Sweet Salvage is a four-day vintage market that happens the third weekend of every month on 7th Avenue in Phoenix. The doors open at 10 a.m., but the line starts forming at 7:30 a.m., and we’re talking about waiting OUTSIDE, people. In Phoenix. In June.
Once the doors open, it’s all elbows and running and squealing and getting your yellow name tag on things as fast as you can. The fire marshal has rules about the crowds. Some shoppers even pay $25 to preview the sale the night before it starts, and then line up and sweat for two hours to come home with a vintage farmhouse table for $249. Yesterday, my partner in crime and I spent $5000 in 30 minutes. We’d been sweating in line since 8 a.m.
Have you ever been to Last Chance to see what happens when the workers roll out a new cart of Marc Jacobs handbags and the shoppers swarm like feral cats? Yeah, it’s like that.

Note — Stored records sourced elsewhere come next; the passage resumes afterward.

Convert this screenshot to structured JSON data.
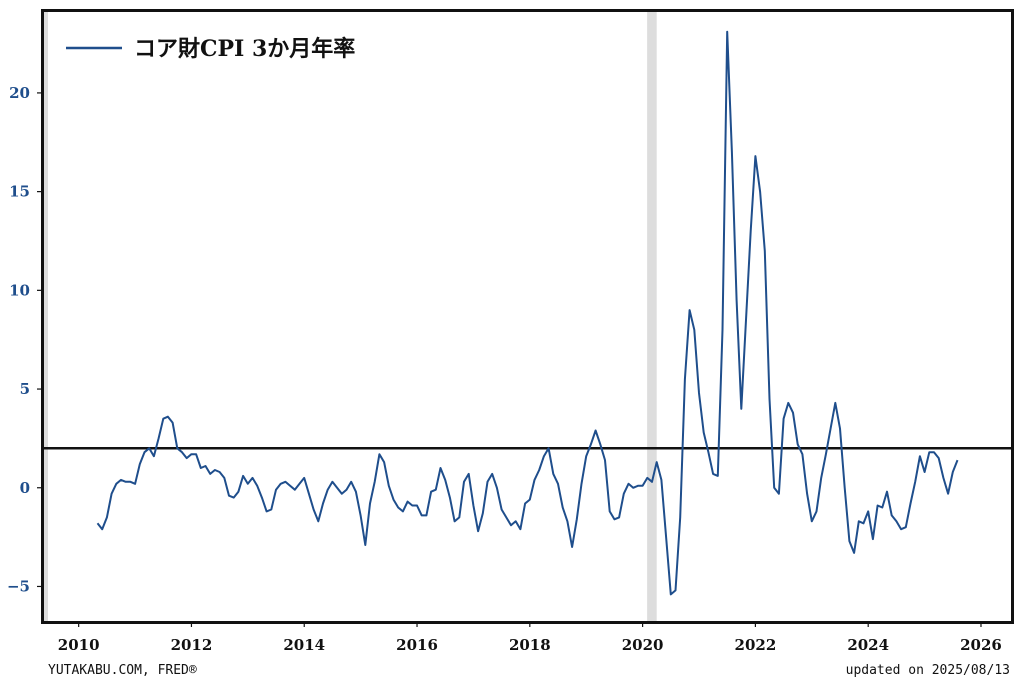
{
  "footer": {
    "source": "YUTAKABU.COM, FRED®",
    "updated": "updated on 2025/08/13"
  },
  "chart_data": {
    "type": "line",
    "title": "",
    "xlabel": "",
    "ylabel": "",
    "xlim": [
      2009.35,
      2026.55
    ],
    "ylim": [
      -6.8,
      24.2
    ],
    "x_ticks": [
      "2010",
      "2012",
      "2014",
      "2016",
      "2018",
      "2020",
      "2022",
      "2024",
      "2026"
    ],
    "y_ticks": [
      "−5",
      "0",
      "5",
      "10",
      "15",
      "20"
    ],
    "legend": {
      "position": "top-left",
      "entries": [
        "コア財CPI 3か月年率"
      ]
    },
    "grid": false,
    "colors": {
      "series": "#1f4e8c",
      "reference": "#111111",
      "recession": "#dddddd"
    },
    "reference_line": {
      "y": 2
    },
    "recession_bands": [
      {
        "from": 2020.08,
        "to": 2020.25
      }
    ],
    "series": [
      {
        "name": "コア財CPI 3か月年率",
        "start": "2010-05",
        "frequency": "monthly",
        "values": [
          -1.8,
          -2.1,
          -1.5,
          -0.3,
          0.2,
          0.4,
          0.3,
          0.3,
          0.2,
          1.2,
          1.8,
          2.0,
          1.6,
          2.5,
          3.5,
          3.6,
          3.3,
          2.0,
          1.8,
          1.5,
          1.7,
          1.7,
          1.0,
          1.1,
          0.7,
          0.9,
          0.8,
          0.5,
          -0.4,
          -0.5,
          -0.2,
          0.6,
          0.2,
          0.5,
          0.1,
          -0.5,
          -1.2,
          -1.1,
          -0.1,
          0.2,
          0.3,
          0.1,
          -0.1,
          0.2,
          0.5,
          -0.3,
          -1.1,
          -1.7,
          -0.8,
          -0.1,
          0.3,
          0.0,
          -0.3,
          -0.1,
          0.3,
          -0.2,
          -1.4,
          -2.9,
          -0.8,
          0.3,
          1.7,
          1.3,
          0.1,
          -0.6,
          -1.0,
          -1.2,
          -0.7,
          -0.9,
          -0.9,
          -1.4,
          -1.4,
          -0.2,
          -0.1,
          1.0,
          0.4,
          -0.5,
          -1.7,
          -1.5,
          0.3,
          0.7,
          -0.9,
          -2.2,
          -1.3,
          0.3,
          0.7,
          0.0,
          -1.1,
          -1.5,
          -1.9,
          -1.7,
          -2.1,
          -0.8,
          -0.6,
          0.4,
          0.9,
          1.6,
          2.0,
          0.7,
          0.2,
          -1.0,
          -1.7,
          -3.0,
          -1.6,
          0.2,
          1.6,
          2.2,
          2.9,
          2.2,
          1.4,
          -1.2,
          -1.6,
          -1.5,
          -0.3,
          0.2,
          0.0,
          0.1,
          0.1,
          0.5,
          0.3,
          1.3,
          0.4,
          -2.5,
          -5.4,
          -5.2,
          -1.5,
          5.5,
          9.0,
          8.0,
          4.8,
          2.8,
          1.8,
          0.7,
          0.6,
          8.0,
          23.1,
          17.0,
          9.5,
          4.0,
          8.5,
          13.0,
          16.8,
          15.0,
          12.0,
          4.5,
          0.0,
          -0.3,
          3.5,
          4.3,
          3.8,
          2.2,
          1.7,
          -0.3,
          -1.7,
          -1.2,
          0.5,
          1.7,
          3.0,
          4.3,
          3.0,
          0.0,
          -2.7,
          -3.3,
          -1.7,
          -1.8,
          -1.2,
          -2.6,
          -0.9,
          -1.0,
          -0.2,
          -1.4,
          -1.7,
          -2.1,
          -2.0,
          -0.8,
          0.3,
          1.6,
          0.8,
          1.8,
          1.8,
          1.5,
          0.5,
          -0.3,
          0.8,
          1.4
        ]
      }
    ]
  }
}
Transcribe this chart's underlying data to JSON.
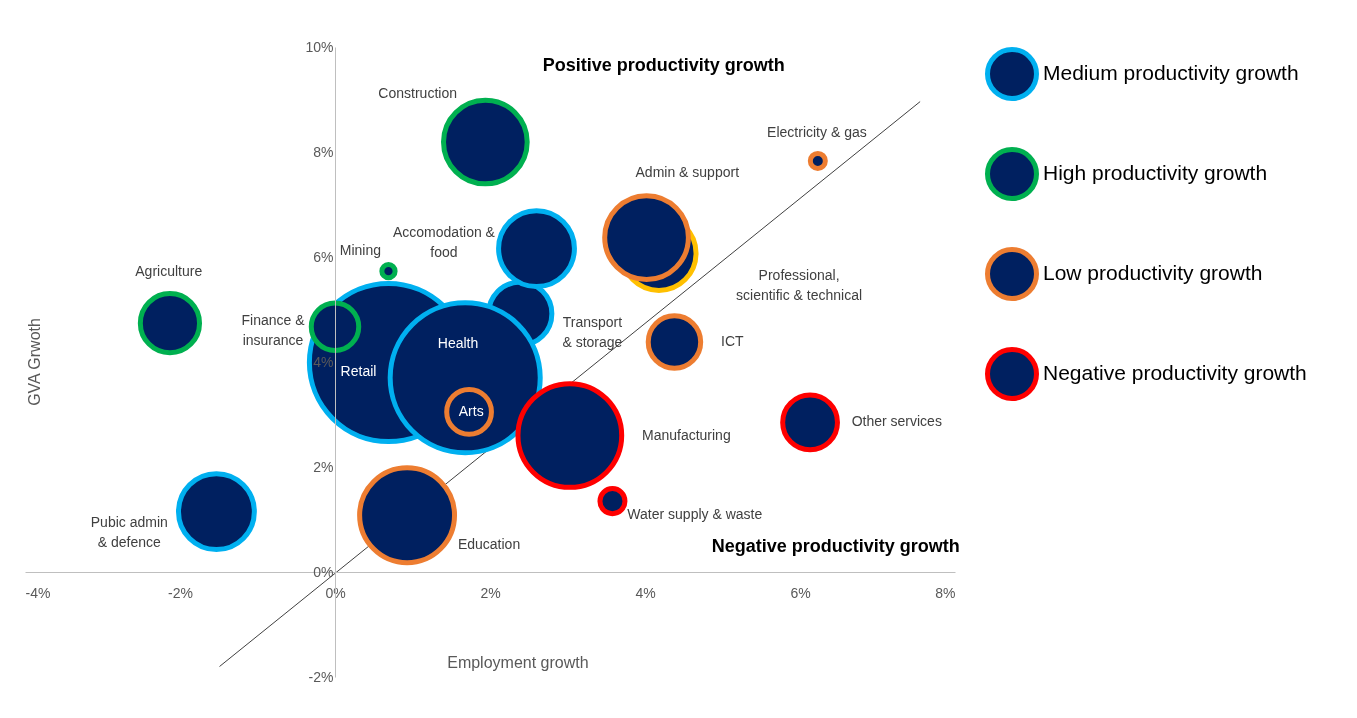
{
  "chart_data": {
    "type": "bubble",
    "xlabel": "Employment growth",
    "ylabel": "GVA Grwoth",
    "xlim": [
      -4,
      8
    ],
    "ylim": [
      -2,
      10
    ],
    "xticks": [
      {
        "value": -4,
        "label": "-4%"
      },
      {
        "value": -2,
        "label": "-2%"
      },
      {
        "value": 0,
        "label": "0%"
      },
      {
        "value": 2,
        "label": "2%"
      },
      {
        "value": 4,
        "label": "4%"
      },
      {
        "value": 6,
        "label": "6%"
      },
      {
        "value": 8,
        "label": "8%"
      }
    ],
    "yticks": [
      {
        "value": -2,
        "label": "-2%"
      },
      {
        "value": 0,
        "label": "0%"
      },
      {
        "value": 2,
        "label": "2%"
      },
      {
        "value": 4,
        "label": "4%"
      },
      {
        "value": 6,
        "label": "6%"
      },
      {
        "value": 8,
        "label": "8%"
      },
      {
        "value": 10,
        "label": "10%"
      }
    ],
    "grid": false,
    "legend": "right",
    "series": [
      {
        "color": "#ffc000",
        "x": [
          4.18
        ],
        "values": [
          6.07
        ],
        "sizes": [
          0.22
        ]
      },
      {
        "name": "Medium productivity growth",
        "color": "#00b0f0",
        "x": [
          2.39,
          2.6,
          0.69,
          1.68,
          -1.53
        ],
        "values": [
          4.92,
          6.16,
          3.99,
          3.7,
          1.15
        ],
        "sizes": [
          0.16,
          0.23,
          1.0,
          0.9,
          0.23
        ]
      },
      {
        "name": "High productivity growth",
        "color": "#00b050",
        "x": [
          1.94,
          0.69,
          -2.13,
          0.0
        ],
        "values": [
          8.19,
          5.73,
          4.74,
          4.67
        ],
        "sizes": [
          0.28,
          0.007,
          0.14,
          0.09
        ]
      },
      {
        "name": "Low productivity growth",
        "color": "#ed7d31",
        "x": [
          6.23,
          4.02,
          1.73,
          4.38,
          0.93
        ],
        "values": [
          7.83,
          6.37,
          3.05,
          4.38,
          1.08
        ],
        "sizes": [
          0.009,
          0.28,
          0.08,
          0.11,
          0.36
        ]
      },
      {
        "name": "Negative productivity growth",
        "color": "#ff0000",
        "x": [
          6.13,
          3.03,
          3.58
        ],
        "values": [
          2.85,
          2.6,
          1.35
        ],
        "sizes": [
          0.12,
          0.43,
          0.025
        ]
      },
      {
        "type": "line",
        "color": "#404040",
        "x": [
          -1.49,
          7.55
        ],
        "values": [
          -1.8,
          8.96
        ]
      }
    ],
    "annotations": [
      "Positive productivity growth",
      "Negative productivity growth",
      "Construction",
      "Electricity & gas",
      "Admin & support",
      "Accomodation &\nfood",
      "Mining",
      "Agriculture",
      "Professional,\nscientific & technical",
      "Finance &\ninsurance",
      "Transport\n& storage",
      "ICT",
      "Health",
      "Retail",
      "Arts",
      "Other services",
      "Manufacturing",
      "Water supply & waste",
      "Pubic admin\n& defence",
      "Education"
    ]
  }
}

These shoppers are definitely on something. (I had such a laugh when I spotted these vintage flash cards whilst being jostled and tugged by hungry furniture fiends yesterday.)
It’s also SO much fun and not to be missed. Go in the afternoon to skip the lines. There are still piles of treasures to claim.
Sweet Salvage is open from 10 a.m. to 6 p.m. today through Sunday. Here’s a peek inside the frenzied shopping morning I shared with Angela Karp. Go with someone who you know will help you fight for black chippy-paint postal cabinets and wrought iron paneling. I did.
The line stretches around the building. Bottled water and complimentary umbrellas are on hand.
There’s a styled-out refreshment cart, complete with Diet Coke, hot dogs, and chips.
Angela and I ate all three, for breakfast.
Once inside, it’s treasure time. We loved this vintage game board.
I should have bought ALL of these green flower frogs. Dorie, tell me you got them, at least.
It’s fun to scour through all the styled vignettes to find the good stuff. I liked this light, below.
Inside Sweet Salvage, among the fighting hordes, I’ve spotted designers like me, event planners like Angela, bloggers, restaurant designers and even boutique owners who buy this stuff, mark it up, and resell it across town.
THAT good, my friends. Go.
And a special thanks to Sweet Salvage’s Stephanie, whom we loved shopping with, as well.